Court Opinion

ID: 3344574
Source: CourtListenerOpinion
Date Created: 2016-07-05 17:54:39.09098+00
Date Added: 2024-06-11T08:38:20.341954
License: Public Domain

[EDITOR'S NOTE: This case is unpublished as indicated by the issuing court.]
MEMORANDUM OF DECISION ON MOTION TO DISMISS CT Page 7270
The issue before the court arises from the following facts. A deputy sheriff is given a writ summons and complaint to serve on the owner of a 24 hour diner. The sheriff has been in the diner previously to serve a subpoena on the owner. This date he finds upon entering that the owner is not there. The sheriff then asks the help "where is the owner?"  They indicated he was not in the diner. The sheriff then advises the help — (the waitresses) — that he has papers to serve and asks "who is in charge?"  No one replies orally but the junior waitresses look at the older waitress who says "I'm not going to sign anything."  Upon being advised by the sheriff that she does not have to sign anything, only have to take the papers and give it to the employer, she takes the papers.

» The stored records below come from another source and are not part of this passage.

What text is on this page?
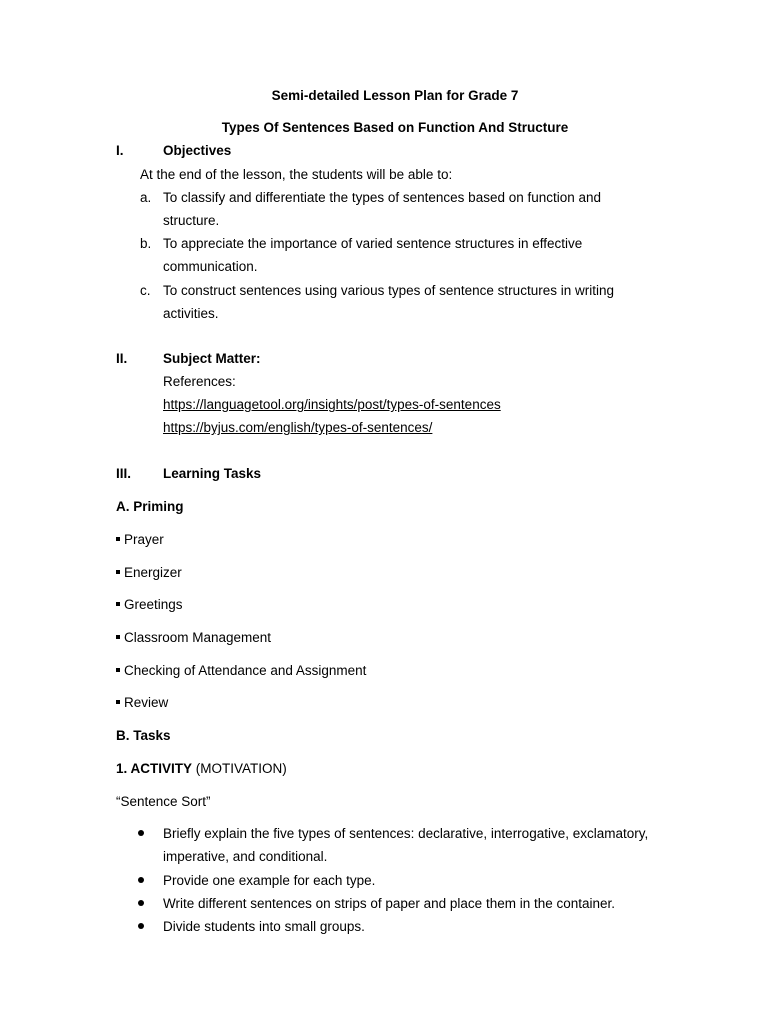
Semi-detailed Lesson Plan for Grade 7
Types Of Sentences Based on Function And Structure
I.	Objectives
At the end of the lesson, the students will be able to:
a. To classify and differentiate the types of sentences based on function and
structure.
b. To appreciate the importance of varied sentence structures in effective
communication.
c. To construct sentences using various types of sentence structures in writing
activities.
II.	Subject Matter:
References:
https://languagetool.org/insights/post/types-of-sentences
https://byjus.com/english/types-of-sentences/
III. Learning Tasks
A. Priming
Prayer
Energizer
Greetings
Classroom Management
Checking of Attendance and Assignment
Review
B. Tasks
1. ACTIVITY (MOTIVATION)
“Sentence Sort”
Briefly explain the five types of sentences: declarative, interrogative, exclamatory,
imperative, and conditional.
Provide one example for each type.
Write different sentences on strips of paper and place them in the container.
Divide students into small groups.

The waitress gave evidence that when the boss is out no one is in charge. She said she was not in charge. She claims she placed the papers she received from the sheriff with the employer's mail. Donna Donaldson, the waitress said she was a waitress in the diner for some 20 years, and at no time was he ever a person in charge of the diner that day and she never was authorized to accept papers on behalf of her employer from a sheriff. The only reason she took the papers she stated was because the sheriff said "somebody has to take the papers."
The defendant has filed a motion to dismiss on the basis that the waitress was not an authorized person to accept service of process.
The court finds that the waitress was not a person authorized to accept service and accordingly grants the motion to dismiss.